Reconoce que vivió un proceso de “vulnerabilidad” y reconstrucción que relató en un libro.
“Aquella mañana hacía mucho frío, y no solo porque me encontraba en un lugar cubierto de nieve, sino por lo sola, triste y perdida que me sentía. Era domingo 30 de enero de 2022. Ante los ojos del mundo, yo era una mujer a la que le iba bien la vida… Sin embargo, debajo de esa máscara, yo temblaba”, escribe en los primeros capítulos de “En la cresta del ahora” (Alienta Editorial).
El título coincide, y no por casualidad, con el más reciente álbum que publicó en 2023. “Ambos te dan herramientas para aprender a vivir el presente”, explica María del Mar Rodríguez (1975) en una entrevista en la que califica estos dos ejercicios como terapéuticos para ella misma y, a la vez, como “un acto generoso”.
“Es también un ‘me voy a vaciar’ y voy a mostrar que estoy en reconstrucción y así también yo me afianzo en ello”, apunta sobre su libro que, subraya, “no te va enseñar nada que no conozcas, pero que tiene el potencial de hacer preguntas, alguna puede que incómoda”.
“No puedo ayudar a todo el mundo, pero me puedo ayudar a mí. si cada persona se tomara el tiempo para mirar hacia dentro, a estar en soledad y preguntarse qué va consigo.”, reflexiona.
Para defender la importancia de todo ello, parte de “tres tropiezos o meteduras de pata”. “Tres veces en que toqué fondo en mi vida”, remarca, la última de ellas, la que le llevó a una vida de descuidar su salud y rozar límites, de alcohol diario, “de adicción a todo”.
“Hay muchas sustancias y algunas socialmente aceptadas, como el celular, por lo general están encubiertas. Y de ahí es de donde salí, de esconderme, de mentir, de taparme, de disfrazarme. Hoy siento libertad… Antes creía que era libre y no lo era”, admite tras haberse sincerado con sus padres.
Como parte de una familia con recursos muy humildes y cuatro hijos entre los que repartirlos, incluida la atención, reconoce que esas carencias se manifestaron en su edad adulta en una búsqueda del cariño ajeno.

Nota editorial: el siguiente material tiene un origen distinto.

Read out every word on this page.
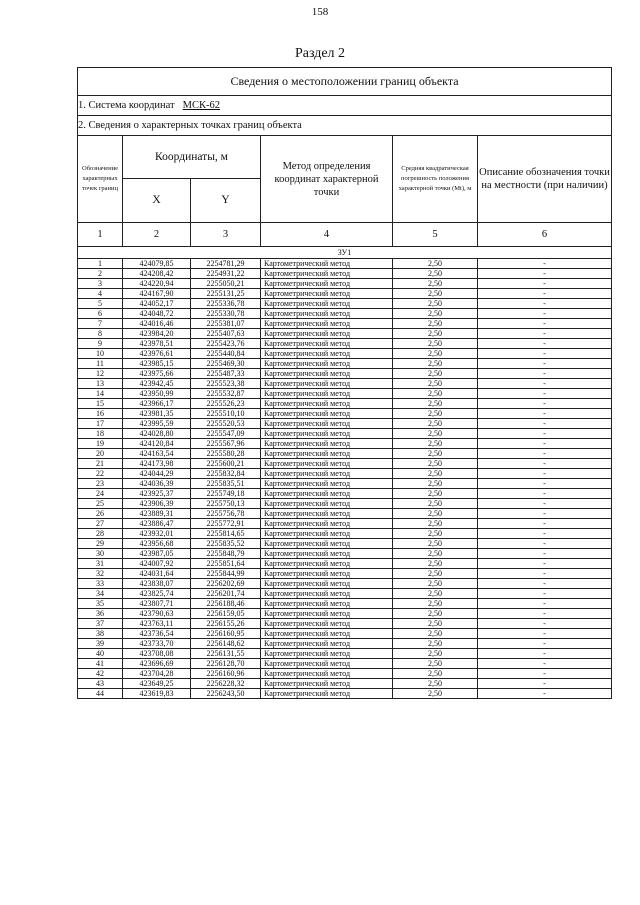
158
Раздел 2
Сведения о местоположении границ объекта					
1. Система координат МСК-62					
2. Сведения о характерных точках границ объекта					
Обозначение характерных точек границ	Координаты, м		Метод определения координат характерной точки	Средняя квадратическая погрешность положения характерной точки (Mt), м	Описание обозначения точки на местности (при наличии)
	X	Y			
1	2	3	4	5	6
ЗУ1					
1	424079,85	2254781,29	Картометрический метод	2,50	-
2	424208,42	2254931,22	Картометрический метод	2,50	-
3	424220,94	2255050,21	Картометрический метод	2,50	-
4	424167,90	2255131,25	Картометрический метод	2,50	-
5	424052,17	2255336,78	Картометрический метод	2,50	-
6	424048,72	2255330,78	Картометрический метод	2,50	-
7	424016,46	2255381,07	Картометрический метод	2,50	-
8	423984,20	2255407,63	Картометрический метод	2,50	-
9	423978,51	2255423,76	Картометрический метод	2,50	-
10	423976,61	2255440,84	Картометрический метод	2,50	-
11	423985,15	2255469,30	Картометрический метод	2,50	-
12	423975,66	2255487,33	Картометрический метод	2,50	-
13	423942,45	2255523,38	Картометрический метод	2,50	-
14	423950,99	2255532,87	Картометрический метод	2,50	-
15	423966,17	2255526,23	Картометрический метод	2,50	-
16	423981,35	2255510,10	Картометрический метод	2,50	-
17	423995,59	2255520,53	Картометрический метод	2,50	-
18	424028,80	2255547,09	Картометрический метод	2,50	-
19	424120,84	2255567,96	Картометрический метод	2,50	-
20	424163,54	2255580,28	Картометрический метод	2,50	-
21	424173,98	2255600,21	Картометрический метод	2,50	-
22	424044,29	2255832,84	Картометрический метод	2,50	-
23	424036,39	2255835,51	Картометрический метод	2,50	-
24	423925,37	2255749,18	Картометрический метод	2,50	-
25	423906,39	2255750,13	Картометрический метод	2,50	-
26	423889,31	2255756,78	Картометрический метод	2,50	-
27	423886,47	2255772,91	Картометрический метод	2,50	-
28	423932,01	2255814,65	Картометрический метод	2,50	-
29	423956,68	2255835,52	Картометрический метод	2,50	-
30	423987,05	2255848,79	Картометрический метод	2,50	-
31	424007,92	2255851,64	Картометрический метод	2,50	-
32	424031,64	2255844,99	Картометрический метод	2,50	-
33	423838,07	2256202,69	Картометрический метод	2,50	-
34	423825,74	2256201,74	Картометрический метод	2,50	-
35	423807,71	2256188,46	Картометрический метод	2,50	-
36	423790,63	2256159,05	Картометрический метод	2,50	-
37	423763,11	2256155,26	Картометрический метод	2,50	-
38	423736,54	2256160,95	Картометрический метод	2,50	-
39	423733,70	2256148,62	Картометрический метод	2,50	-
40	423708,08	2256131,55	Картометрический метод	2,50	-
41	423696,69	2256128,70	Картометрический метод	2,50	-
42	423704,28	2256160,96	Картометрический метод	2,50	-
43	423649,25	2256228,32	Картометрический метод	2,50	-
44	423619,83	2256243,50	Картометрический метод	2,50	-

“Compré amistades, compré familiares, he sido la prestamista, a veces con donaciones, porque fue un dinero que no volvió. Aprendí en ese sentido. No me avergüenzo, pero tampoco me enorgullezco de este punto. Me costó abrazar esa negrura de mí que puede llegar a ser muy oscura”, confiesa.
En cualquier caso, esta música con un máster de dos años en “coaching” de inteligencia emocional y formación en programación neurolingüística abraza todo lo vivido y el aprendizaje que ha supuesto. “Si no te dejas caer, si no te rindes (a los hechos), no llega la reconstrucción”, destaca.
Sea como fuere, La Mari se siente ahora en un gran momento no solo vital, sino también especialmente fértil en lo musical, con un buen puñado de nuevas canciones publicadas este mismo año.
“El miedo se come a la creatividad y cuando el miedo se mastica, comprende y abraza, se disipa, y llega la creatividad”, concluye con una sonrisa.